The Cost Of Doing Nothing
Over time (barring any dramatic change in their circumstances), the clients in Adams’s example face total expenses of $7.5 million during the years when they’re between ages 65 and 94. Their Social Security, which begins when they are 70, will end up contributing around $3.9 million, which is only about 52% of the total income they need. The remaining $3.6 million would have to be covered by their investment portfolio.

If the clients live as long as they hope to but their portfolio performs below average, unfortunately it would cover expenses only until they’re 85 years old, Adams said, and by the time the second spouse dies at 94, he or she will come up short by more than $800,000.

 

“As we know when we have an investment portfolio, it’s susceptible to things like market risk and interest rate risk,” he said. “We see spikes in volatility that could really scare our clients if we see a massive drop in a given year. So we want to increase those guaranteed inflows and not have to rely so heavily on their investment portfolio to cover their expenses.”

Finding The Fix
Adams ran through several options to improve the clients’ situation.
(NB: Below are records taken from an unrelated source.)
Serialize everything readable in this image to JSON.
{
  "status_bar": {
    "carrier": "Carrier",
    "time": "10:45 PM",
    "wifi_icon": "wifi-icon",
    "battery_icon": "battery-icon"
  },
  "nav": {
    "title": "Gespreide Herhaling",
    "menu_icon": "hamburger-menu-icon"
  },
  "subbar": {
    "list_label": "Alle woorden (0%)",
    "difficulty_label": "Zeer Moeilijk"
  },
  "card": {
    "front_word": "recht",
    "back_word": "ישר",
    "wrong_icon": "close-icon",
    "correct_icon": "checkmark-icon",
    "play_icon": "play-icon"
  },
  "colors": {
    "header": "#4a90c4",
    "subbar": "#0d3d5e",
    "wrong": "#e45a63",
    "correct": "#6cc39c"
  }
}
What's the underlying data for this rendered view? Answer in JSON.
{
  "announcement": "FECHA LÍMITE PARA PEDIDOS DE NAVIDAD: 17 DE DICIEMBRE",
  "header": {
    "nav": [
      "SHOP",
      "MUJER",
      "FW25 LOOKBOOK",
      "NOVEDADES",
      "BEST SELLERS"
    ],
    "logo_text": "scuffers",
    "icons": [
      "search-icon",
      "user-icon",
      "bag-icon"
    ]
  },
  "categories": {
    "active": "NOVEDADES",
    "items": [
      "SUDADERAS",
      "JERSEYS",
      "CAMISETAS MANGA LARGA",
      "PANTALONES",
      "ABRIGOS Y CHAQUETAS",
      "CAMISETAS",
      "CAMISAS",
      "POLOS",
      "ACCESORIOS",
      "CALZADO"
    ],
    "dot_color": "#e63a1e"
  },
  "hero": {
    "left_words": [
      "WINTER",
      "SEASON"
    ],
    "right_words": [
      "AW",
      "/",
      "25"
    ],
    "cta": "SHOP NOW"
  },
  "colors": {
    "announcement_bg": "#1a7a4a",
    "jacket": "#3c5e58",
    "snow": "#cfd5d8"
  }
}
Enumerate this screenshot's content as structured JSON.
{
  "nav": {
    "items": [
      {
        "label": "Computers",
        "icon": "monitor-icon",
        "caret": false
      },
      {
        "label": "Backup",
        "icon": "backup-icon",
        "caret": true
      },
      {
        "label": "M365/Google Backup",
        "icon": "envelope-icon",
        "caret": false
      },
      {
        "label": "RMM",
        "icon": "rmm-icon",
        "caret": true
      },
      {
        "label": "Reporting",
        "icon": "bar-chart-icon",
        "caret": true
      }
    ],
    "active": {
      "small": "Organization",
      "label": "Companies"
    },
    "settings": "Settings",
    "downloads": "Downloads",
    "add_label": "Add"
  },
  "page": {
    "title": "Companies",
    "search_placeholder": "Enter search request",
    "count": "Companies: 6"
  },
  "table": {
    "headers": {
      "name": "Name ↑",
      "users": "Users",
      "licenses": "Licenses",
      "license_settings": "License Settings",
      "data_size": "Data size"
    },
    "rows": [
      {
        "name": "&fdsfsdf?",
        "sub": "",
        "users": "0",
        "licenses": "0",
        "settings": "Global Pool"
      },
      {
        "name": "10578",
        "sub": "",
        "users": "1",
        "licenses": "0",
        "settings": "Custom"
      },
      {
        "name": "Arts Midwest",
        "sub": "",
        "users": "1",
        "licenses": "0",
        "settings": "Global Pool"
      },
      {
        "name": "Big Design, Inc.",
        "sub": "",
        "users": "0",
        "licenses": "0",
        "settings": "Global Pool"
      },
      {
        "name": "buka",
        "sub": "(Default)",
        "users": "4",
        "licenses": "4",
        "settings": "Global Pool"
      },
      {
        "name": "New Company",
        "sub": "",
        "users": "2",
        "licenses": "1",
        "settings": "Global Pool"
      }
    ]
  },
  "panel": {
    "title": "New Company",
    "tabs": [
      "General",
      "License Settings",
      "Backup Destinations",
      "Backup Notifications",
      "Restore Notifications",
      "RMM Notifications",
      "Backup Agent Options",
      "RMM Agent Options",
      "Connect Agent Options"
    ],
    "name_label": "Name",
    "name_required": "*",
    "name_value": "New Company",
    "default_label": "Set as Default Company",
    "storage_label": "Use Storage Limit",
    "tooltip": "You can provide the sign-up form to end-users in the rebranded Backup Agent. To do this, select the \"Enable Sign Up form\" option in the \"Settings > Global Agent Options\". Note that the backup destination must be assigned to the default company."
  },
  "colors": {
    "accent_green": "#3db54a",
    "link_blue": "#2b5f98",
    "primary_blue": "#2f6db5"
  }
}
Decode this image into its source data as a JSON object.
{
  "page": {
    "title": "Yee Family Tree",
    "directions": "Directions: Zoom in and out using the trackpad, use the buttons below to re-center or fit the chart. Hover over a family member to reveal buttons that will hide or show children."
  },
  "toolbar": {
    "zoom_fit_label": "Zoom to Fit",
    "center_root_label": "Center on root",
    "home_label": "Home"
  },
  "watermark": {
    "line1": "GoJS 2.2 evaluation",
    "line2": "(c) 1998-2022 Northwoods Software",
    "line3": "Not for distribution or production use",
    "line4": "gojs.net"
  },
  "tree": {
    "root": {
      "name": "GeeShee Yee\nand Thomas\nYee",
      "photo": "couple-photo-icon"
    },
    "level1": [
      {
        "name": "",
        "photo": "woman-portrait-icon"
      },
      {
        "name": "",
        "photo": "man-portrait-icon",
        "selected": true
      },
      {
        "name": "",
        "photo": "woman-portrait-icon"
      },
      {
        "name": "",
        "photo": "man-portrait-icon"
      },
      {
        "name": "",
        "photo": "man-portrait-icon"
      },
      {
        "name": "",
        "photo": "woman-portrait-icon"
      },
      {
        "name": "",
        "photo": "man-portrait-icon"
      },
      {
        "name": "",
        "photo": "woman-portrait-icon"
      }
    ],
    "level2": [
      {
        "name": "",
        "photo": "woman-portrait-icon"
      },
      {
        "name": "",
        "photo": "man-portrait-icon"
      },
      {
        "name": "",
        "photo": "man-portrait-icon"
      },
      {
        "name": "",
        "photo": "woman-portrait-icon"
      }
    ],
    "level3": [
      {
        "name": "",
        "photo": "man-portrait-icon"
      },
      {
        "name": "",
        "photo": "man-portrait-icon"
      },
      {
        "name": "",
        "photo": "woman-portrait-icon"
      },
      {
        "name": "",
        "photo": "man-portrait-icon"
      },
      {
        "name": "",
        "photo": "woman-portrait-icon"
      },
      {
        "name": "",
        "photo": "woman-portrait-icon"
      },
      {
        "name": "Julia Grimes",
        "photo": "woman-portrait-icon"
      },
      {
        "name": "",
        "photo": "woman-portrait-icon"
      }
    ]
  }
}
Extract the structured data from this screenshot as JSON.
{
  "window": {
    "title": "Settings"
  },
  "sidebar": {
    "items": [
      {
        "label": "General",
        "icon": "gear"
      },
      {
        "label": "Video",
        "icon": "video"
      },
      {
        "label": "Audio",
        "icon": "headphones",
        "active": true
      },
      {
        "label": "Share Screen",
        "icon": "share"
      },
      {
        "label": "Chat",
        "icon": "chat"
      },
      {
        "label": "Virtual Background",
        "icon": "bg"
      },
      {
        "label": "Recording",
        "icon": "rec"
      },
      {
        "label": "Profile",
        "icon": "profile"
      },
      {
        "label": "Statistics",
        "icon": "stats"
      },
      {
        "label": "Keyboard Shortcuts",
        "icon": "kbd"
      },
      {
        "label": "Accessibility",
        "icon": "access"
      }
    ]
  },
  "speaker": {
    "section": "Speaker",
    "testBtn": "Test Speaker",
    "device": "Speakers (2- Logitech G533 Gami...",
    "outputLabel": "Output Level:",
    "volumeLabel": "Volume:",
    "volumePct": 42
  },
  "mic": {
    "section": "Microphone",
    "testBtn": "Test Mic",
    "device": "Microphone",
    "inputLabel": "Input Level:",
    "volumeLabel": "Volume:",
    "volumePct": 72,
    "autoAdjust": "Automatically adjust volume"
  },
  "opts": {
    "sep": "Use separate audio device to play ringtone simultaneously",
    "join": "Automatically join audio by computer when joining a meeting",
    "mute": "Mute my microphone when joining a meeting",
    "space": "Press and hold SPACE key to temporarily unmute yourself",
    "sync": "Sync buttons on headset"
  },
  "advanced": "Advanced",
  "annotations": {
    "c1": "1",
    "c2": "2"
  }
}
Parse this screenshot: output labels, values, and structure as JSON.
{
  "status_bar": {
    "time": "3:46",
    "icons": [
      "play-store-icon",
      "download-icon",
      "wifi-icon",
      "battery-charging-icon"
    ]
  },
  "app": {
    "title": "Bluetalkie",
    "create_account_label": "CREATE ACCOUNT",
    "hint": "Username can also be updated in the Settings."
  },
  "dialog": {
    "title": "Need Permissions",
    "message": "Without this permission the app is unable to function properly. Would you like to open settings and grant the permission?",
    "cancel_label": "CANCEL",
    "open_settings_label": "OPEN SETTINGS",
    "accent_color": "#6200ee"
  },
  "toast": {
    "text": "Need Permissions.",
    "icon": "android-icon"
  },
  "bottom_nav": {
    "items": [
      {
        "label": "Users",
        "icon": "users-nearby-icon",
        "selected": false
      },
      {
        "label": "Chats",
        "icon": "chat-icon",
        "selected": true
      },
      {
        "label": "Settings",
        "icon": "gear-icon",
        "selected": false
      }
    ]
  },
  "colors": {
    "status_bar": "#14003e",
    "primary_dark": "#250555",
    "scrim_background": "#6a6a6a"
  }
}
One is a scheduled conversion of $300,000 to a Roth. Another is a $300,000 investment in a registered index-linked annuity (RILA) with an increasing income stream. And a third option was to do both at the same time but separately, with $600,000.

This strategy helped the couple with their expenses by reducing taxes or increasing income (or both). However, the maximum benefit occurred when Adams combined the Roth and the RILA into a single instrument.

In this approach, the client purchases the RILA with an increasing income stream for $300,000, and then does the Roth conversion from within the RILA. From the time they are age 58 to 62, the client converts $60,000 a year to the Roth inside the annuity to even out the tax bill and avoid the two-year Medicare look-back period.

The process involved in this approach, Adams said, is to

• Create a qualified RILA;

• Transfer $300,000 from the clients’ 401(k) to the RILA;

• Create a Roth IRA portion of the RILA (where the distributions are changed from ordinary income to tax-free income);

• Set up the installment schedule to fund that over the next five years; and

• Take the distributions from the Roth portion of the RILA.

“Now we’re becoming tax efficient with that annuity by making all of the distributions from that annuity during our clients’ retirement completely tax-free,” Adams said. “Our probability of success has now jumped from 59% up to 87% by being smart with our distributions, and by tying our tax-diversified income into our inflation hedge.”

The total expenses are now $7 million and the guaranteed income is $5.2 million, leaving just $1.8 million to be funded by the portfolio—far less than the $3.6 million the clients started at.

And even with the worst-case, below-average market assumption, the clients would be able to leave almost $500,000 at the end of their lives to a beneficiary. They could leave almost $1.6 million behind for heirs if the market performed at its average.

“That’s off of a $300,000 transfer to the registered index-linked annuity where it provides an inflation hedge with tax diversification within our drawdown strategy,” he said. “It’s definitely something from an advisor’s standpoint where you can show the value that you’re providing to the client’s financial plan.”